Even the liver is the main organize when it comes to the metabolization of drugs, the small intestine also plays an important role in all aspects of drug metabolism. Unfortunately, no laboratory system exists at present that serves as a standardized system for evaluating the way drugs interact with the small intestine.
A new study by Tamihide Matsubara and his colleagues from Nagoya City University in Japan has sought to alleviate this problem. Matsubara and his coworkers used human induced pluripotent stem (iPS) cells to produce functional human intestinal enterocytes and showed that they faithfully recapitulated the drug metabolism of normal, human intestinal enterocytes.

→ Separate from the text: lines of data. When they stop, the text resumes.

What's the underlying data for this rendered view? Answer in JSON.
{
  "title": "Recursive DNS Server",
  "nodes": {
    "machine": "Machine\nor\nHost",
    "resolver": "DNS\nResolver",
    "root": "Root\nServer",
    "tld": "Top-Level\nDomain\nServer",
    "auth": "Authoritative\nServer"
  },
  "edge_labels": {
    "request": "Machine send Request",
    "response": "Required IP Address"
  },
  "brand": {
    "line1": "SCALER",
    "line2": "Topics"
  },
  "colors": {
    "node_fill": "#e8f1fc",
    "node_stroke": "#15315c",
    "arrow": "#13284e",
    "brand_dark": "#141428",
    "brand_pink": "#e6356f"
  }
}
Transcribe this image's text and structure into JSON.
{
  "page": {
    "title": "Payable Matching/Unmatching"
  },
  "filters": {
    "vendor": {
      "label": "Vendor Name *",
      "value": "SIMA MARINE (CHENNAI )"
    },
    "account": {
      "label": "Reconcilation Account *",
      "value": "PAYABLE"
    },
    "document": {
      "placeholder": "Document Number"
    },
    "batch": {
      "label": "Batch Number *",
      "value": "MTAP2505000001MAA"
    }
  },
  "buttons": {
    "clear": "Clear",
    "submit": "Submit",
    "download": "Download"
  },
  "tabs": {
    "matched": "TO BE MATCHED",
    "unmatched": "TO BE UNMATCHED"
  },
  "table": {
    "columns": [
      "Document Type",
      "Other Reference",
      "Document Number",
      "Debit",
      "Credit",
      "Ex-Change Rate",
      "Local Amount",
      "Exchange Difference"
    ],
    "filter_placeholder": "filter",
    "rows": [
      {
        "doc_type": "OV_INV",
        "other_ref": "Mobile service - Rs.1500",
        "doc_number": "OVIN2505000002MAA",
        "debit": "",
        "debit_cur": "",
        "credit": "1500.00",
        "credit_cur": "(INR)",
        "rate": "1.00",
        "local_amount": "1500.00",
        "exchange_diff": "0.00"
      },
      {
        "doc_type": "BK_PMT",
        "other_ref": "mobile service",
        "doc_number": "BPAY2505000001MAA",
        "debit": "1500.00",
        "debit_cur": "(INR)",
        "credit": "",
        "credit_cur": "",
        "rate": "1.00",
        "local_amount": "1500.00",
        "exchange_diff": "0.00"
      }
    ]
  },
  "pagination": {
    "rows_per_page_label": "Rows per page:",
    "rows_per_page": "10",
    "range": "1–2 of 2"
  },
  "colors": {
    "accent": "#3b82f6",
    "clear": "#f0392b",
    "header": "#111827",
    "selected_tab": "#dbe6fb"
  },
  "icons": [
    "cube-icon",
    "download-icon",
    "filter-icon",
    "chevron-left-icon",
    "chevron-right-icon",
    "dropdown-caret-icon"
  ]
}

To make intestinal enterocytes from iPS cells, Matsubara and others treated these cells with chemicals called activin A and fibroblast growth factor 2 to drive the cells to become intestinal-like stem cells. These cultured intestinal-like stem cells them differentiated into enterocytes when grown in a culture medium that contained epidermal growth factor and other small-molecule compounds.
The differentiated cells expressed intestinal marker genes and drug transporters. For example, they expressed sucrase-isomaltase, an intestine-specific marker, and enterocyte drug-metabolizing enzymes such as CYP1/2, CYP2C9, CYP2C19, CYP2D6, CYP3A4/5, UGT, and SULT. Inhibitor studies showed that the intestinal oligopeptide transporter SLC15A1/PEPT1 was inhibited by the pain reliever ibuprofen, just like in naturally-occurring enterocytes. Also, active forms of vitamin D increased the expression of the enzymes CYP3A4 and CYP3A4/5, which is also observed in naturally-occurring human enterocytes.
These results show that Matsubara and his colleagues have successfully generated enterocyte-like cells that have the same drug metabolizing capacities as naturally-occurring enterocytes. These cells would be very useful for developing novel evaluation systems to predict individual human intestinal drug metabolism.